The new racks will be delivered in the horizontal position. A new rack module will be removed from the shipping trailer using a suitably rated crane and a spreader beam, while maintaining the horizontal configuration. The rack will be placed on an upender frame and secured. Using two independent overhead hooks, or a single overhead hook and a spreader beam, the module will be up-righted into a vertical position.

The new rack lifting device will be engaged in the lift points at the bottom of the rack. The rack will then be transported to a pre-leveled surface where, after leveling the rack, the appropriate quality control receipt inspection will be performed.

To address ALARA considerations, fuel in the SFP will be moved in preparation for rack installation. Additionally, the pool floor will be inspected and any debris that might inhibit the installation of bearing pads will be removed.

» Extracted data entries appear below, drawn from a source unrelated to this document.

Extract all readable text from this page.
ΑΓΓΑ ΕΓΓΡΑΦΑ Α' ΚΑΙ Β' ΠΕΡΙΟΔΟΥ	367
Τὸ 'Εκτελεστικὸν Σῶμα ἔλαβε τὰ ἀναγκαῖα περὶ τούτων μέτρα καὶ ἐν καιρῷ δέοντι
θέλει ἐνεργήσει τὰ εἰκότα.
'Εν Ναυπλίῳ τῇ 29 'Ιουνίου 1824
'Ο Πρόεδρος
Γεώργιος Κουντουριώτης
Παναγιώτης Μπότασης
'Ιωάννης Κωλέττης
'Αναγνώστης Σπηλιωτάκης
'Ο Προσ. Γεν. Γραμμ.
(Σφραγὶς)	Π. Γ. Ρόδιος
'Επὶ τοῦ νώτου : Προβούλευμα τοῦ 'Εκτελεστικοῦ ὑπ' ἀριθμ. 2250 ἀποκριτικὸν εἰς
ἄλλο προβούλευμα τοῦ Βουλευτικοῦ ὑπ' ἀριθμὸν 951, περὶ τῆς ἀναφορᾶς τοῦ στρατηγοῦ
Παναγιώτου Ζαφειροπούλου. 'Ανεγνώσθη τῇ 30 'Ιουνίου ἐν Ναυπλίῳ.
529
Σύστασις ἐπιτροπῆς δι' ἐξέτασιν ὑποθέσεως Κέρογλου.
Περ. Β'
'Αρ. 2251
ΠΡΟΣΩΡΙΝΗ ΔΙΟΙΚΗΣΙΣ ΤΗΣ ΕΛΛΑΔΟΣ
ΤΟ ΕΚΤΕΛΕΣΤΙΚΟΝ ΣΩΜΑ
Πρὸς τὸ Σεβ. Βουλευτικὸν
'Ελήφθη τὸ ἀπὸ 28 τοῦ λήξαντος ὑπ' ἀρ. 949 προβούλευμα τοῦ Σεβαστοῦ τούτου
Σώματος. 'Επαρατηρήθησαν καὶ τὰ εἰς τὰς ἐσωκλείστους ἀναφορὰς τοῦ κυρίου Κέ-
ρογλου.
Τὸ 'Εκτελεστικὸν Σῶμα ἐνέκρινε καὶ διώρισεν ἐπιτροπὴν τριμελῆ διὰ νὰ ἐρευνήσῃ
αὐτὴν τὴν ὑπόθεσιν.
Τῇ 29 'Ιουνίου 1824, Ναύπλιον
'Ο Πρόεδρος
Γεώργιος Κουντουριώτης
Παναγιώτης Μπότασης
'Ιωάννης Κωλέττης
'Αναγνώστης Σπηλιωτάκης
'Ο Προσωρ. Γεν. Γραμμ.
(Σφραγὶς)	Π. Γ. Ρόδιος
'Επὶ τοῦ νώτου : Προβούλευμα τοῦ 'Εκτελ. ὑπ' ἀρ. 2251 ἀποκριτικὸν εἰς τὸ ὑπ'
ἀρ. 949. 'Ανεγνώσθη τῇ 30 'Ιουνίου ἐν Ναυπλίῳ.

After pool floor preparation, new rack bearing pads will be positioned on the floor before the module is lowered into the SFP. The new rack module, the heaviest of which weighs less than eleven tons, will be lifted with a temporary crane installed specifically for this purpose and transported along the pre-established safe load path. The rack modules will be cautiously lowered into the pool and onto the bearing pads.

Elevation readings will be taken to confirm that the module is level. In addition, rack-to-rack and rack-to-wall offset distances will be measured. Adjustments will be made as necessary to ensure compliance with design documents. The lifting device will then be disengaged and removed from the pool under Health Physics direction. Post-installation free path verification will be performed using an inspection gage in order to ensure that no cell location poses excessive resistance to the insertion or withdrawal of a fuel assembly. This test confirms final acceptability of the installed rack module.